Can Labor win the war on gambling advertising or will it capitulate in a brutal betrayal? | Malcolm Farr

When it comes to culture wars there are few more fiercely defended bastions than the culture of gambling in Australia, where resistance to change can be brutal.

The money involved is massive and so is the political peril faced by any government willing to take the industry on.

The prime minister, Anthony Albanese, risks the appearance of capitulation to that industry should he next year reject – or dilute – proposals to ban gambling advertising in its most pernicious forms.

Further, he could be accused of abandoning thousands locked in gambling addictions, which can be fed by temptations seen on family television programs and social media.

On the political front, the government must stare down angry media outlets that are themselves entrenched in the gambling ad business and would claim they have already made concessions to reduce the social problems it produces.

For example, there can no longer be gambling ads during children’s programs – hardly a frivolous veto, given the concern over youngsters taking gambling as attractive. A cynic might note that’s not when grow-up punters, the ones with money, are watching.

Televised sport has also had to ensure no gambling identities sneak into shot unannounced. Broadcasters must make sure anyone representing a gambling organisation is clearly identified and doesn’t join the commentary crew.

So there has been a recognition that gambling promotion is not always appropriate.

But it’s not gambling itself which the Albanese government has been urged to ban. It’s the promotion of it in those TV, radio, and online advertisements most have seen, with the attached taglines carrying puny warning of potential harm.

Cigarette packs might carry warnings of painful death, but gambling ads don’t mention in similar graphic form the threat of destitution.

The insignificance of the warnings is magnified when you consider the size of the gambling industry, estimated to be worth $425bn a year and growing.

The related ad market is also huge. An analysis commissioned by the Australian Communications and Media Authority found between May 2022 and April 2023 there had been more than a million gambling ads on free-to-air television and radio, worth an estimated $238m.

A House of Representatives committee produced a cross-party recommendation for a four-step elimination of gambling advertising, beginning with a ban on gambling ads during news and current affairs programs, on social media and online, and on radio during school dropoff and pickup times.

After three years there would be a ban on ads an hour before and after a sporting event, a halt to all broadcast advertising of online gambling between 6am to 10pm, and an end to all online gambling advertising and sponsorship.

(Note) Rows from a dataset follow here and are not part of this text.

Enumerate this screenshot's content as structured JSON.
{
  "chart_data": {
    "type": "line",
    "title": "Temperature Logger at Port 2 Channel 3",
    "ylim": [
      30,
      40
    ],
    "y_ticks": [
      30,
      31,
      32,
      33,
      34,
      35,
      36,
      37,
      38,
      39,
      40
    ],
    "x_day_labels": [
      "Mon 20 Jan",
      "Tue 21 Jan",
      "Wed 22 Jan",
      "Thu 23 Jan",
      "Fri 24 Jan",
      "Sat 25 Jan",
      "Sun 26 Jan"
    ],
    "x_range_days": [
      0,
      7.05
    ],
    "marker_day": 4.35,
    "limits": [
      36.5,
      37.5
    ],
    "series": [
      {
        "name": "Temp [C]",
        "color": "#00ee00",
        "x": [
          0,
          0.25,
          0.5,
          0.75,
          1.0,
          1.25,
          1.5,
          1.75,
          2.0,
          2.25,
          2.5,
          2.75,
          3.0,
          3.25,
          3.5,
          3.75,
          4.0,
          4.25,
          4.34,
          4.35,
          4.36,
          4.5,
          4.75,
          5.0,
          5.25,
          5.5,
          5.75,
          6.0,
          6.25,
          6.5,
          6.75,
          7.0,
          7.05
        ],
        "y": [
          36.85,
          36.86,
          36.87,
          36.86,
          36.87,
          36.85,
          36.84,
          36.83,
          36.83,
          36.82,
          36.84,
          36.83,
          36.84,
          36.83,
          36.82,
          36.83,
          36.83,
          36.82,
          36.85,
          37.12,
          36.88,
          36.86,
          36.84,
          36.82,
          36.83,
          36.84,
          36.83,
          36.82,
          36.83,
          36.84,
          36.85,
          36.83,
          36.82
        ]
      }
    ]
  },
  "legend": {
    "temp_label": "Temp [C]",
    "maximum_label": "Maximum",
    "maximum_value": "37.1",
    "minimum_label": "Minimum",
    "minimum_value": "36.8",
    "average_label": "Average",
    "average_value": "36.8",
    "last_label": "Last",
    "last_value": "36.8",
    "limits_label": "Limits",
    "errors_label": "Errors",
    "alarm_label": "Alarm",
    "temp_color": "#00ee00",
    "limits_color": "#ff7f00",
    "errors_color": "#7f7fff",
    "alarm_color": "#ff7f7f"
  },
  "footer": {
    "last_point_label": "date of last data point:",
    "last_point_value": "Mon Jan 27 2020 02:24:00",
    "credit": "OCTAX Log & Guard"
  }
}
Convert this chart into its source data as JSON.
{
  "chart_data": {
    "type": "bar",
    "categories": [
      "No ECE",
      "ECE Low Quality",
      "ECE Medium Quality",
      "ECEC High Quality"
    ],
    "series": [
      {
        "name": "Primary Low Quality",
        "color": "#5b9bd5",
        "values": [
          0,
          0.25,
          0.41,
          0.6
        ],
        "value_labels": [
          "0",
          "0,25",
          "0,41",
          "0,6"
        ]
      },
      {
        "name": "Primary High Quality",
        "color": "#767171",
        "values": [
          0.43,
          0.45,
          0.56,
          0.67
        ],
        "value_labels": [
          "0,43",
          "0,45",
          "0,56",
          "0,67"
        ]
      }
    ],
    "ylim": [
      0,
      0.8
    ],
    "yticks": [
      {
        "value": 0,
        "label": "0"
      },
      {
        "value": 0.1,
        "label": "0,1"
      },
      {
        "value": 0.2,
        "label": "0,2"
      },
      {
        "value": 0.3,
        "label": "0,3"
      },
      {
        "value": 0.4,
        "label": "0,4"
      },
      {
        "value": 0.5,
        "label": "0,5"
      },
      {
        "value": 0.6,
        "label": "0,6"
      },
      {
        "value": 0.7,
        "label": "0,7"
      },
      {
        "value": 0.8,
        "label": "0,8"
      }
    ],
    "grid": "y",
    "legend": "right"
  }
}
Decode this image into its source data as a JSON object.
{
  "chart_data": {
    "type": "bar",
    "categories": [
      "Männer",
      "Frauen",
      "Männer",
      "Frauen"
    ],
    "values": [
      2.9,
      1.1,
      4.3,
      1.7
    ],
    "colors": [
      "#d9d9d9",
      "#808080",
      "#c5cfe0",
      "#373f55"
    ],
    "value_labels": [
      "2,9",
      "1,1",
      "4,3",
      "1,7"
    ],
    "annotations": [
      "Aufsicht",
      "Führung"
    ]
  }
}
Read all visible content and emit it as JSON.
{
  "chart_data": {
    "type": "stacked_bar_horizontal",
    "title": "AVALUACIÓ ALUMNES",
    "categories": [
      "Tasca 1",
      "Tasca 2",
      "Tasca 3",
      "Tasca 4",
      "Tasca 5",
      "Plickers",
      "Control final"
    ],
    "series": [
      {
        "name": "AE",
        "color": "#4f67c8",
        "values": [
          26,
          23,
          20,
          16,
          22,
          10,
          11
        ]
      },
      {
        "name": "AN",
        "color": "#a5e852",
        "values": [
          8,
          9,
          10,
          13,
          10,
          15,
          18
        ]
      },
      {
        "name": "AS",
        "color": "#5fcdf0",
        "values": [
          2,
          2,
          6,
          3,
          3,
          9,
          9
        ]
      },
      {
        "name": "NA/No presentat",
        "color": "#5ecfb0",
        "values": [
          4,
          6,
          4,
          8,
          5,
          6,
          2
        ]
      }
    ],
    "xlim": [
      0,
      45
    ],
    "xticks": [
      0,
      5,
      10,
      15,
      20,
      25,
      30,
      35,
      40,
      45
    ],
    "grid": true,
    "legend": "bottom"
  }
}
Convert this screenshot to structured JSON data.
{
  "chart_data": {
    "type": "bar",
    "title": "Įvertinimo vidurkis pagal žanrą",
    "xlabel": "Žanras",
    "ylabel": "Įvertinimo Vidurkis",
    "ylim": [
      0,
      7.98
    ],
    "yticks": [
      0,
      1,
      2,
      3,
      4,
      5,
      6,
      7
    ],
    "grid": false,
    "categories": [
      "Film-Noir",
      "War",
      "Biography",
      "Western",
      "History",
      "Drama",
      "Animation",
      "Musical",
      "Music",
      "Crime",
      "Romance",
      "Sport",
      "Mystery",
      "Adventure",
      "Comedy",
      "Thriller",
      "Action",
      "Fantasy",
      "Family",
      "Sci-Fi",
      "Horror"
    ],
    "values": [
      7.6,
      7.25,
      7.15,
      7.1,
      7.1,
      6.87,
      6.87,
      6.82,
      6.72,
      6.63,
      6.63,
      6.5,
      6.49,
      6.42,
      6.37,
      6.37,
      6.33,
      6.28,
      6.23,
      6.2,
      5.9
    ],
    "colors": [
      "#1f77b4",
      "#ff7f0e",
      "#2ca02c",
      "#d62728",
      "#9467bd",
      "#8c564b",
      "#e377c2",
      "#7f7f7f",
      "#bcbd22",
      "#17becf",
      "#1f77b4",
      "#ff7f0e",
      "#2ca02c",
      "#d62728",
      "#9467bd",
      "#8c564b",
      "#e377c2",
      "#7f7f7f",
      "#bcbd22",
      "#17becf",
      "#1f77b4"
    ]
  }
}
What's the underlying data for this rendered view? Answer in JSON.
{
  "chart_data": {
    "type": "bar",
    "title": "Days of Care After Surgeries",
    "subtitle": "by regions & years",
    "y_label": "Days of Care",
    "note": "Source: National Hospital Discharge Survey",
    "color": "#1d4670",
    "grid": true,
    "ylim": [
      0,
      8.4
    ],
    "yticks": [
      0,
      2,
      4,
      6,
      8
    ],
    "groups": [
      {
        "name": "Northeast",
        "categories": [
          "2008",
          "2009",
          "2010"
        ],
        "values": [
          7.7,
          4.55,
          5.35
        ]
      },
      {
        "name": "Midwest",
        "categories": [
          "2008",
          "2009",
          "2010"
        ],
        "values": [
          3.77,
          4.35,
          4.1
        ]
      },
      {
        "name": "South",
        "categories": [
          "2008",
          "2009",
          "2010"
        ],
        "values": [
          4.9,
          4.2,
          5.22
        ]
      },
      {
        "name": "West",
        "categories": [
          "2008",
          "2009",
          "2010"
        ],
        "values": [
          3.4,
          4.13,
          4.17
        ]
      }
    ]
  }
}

That’s the blueprint Albanese is now considering.

He might take some relief from the public stance of the opposition leader, Peter Dutton, who in May supported a ban on ads during and an hour either side of a televised sporting fixture.

And there may be comfort from a May opinion poll in the Australian Financial Review that found 70% of respondents supported that ban.

However, Dutton has been mute on other measures. He said in June he wants to see the government’s response.

Further, outspoken Nationals could harness punters against any government bans.

In June Nationals MPs Barnaby Joyce and Keith Pitt argued against total bans on online advertising for gambling, saying it was a “legitimate industry” and a ban might wreck media companies.

“You can moralise to an extent but I’d need some convincing [on a total ban],” Joyce told Guardian Australia.

Should Albanese either reject or dilute the bans, he would be accused of wimping under pressure from major media outlets and the gambling industry. Dutton would be keen to highlight a perceived weakness.

Plus, should he adopt the bans he might rile some regional MPs who would campaign as a punter’s friend.

Said Pitt: “We shouldn’t absolutely prohibit it, because there are some people who quite like a punt, it’s a legitimate industry.”

And Albanese could end up in serious trouble with some of his own troops, as well as the feisty crossbenches in the House of Representatives and the Senate, should he retreat from the plan.

A rejection would also be seen by some as a betrayal of a most personal kind.

Albanese showed genuine grief over the death of Peta Murphy, a Labor backbencher who led the ad ban campaign in the House of Representatives committee.

That grief and his respect for her campaign give him little room to move. They oblige him to honour her memory and her words or face a charge of hypocrisy.

“Gambling advertising is grooming children and young people to gamble, and encourages riskier behaviour. The torrent of advertising is inescapable,” Murphy wrote in the committee report.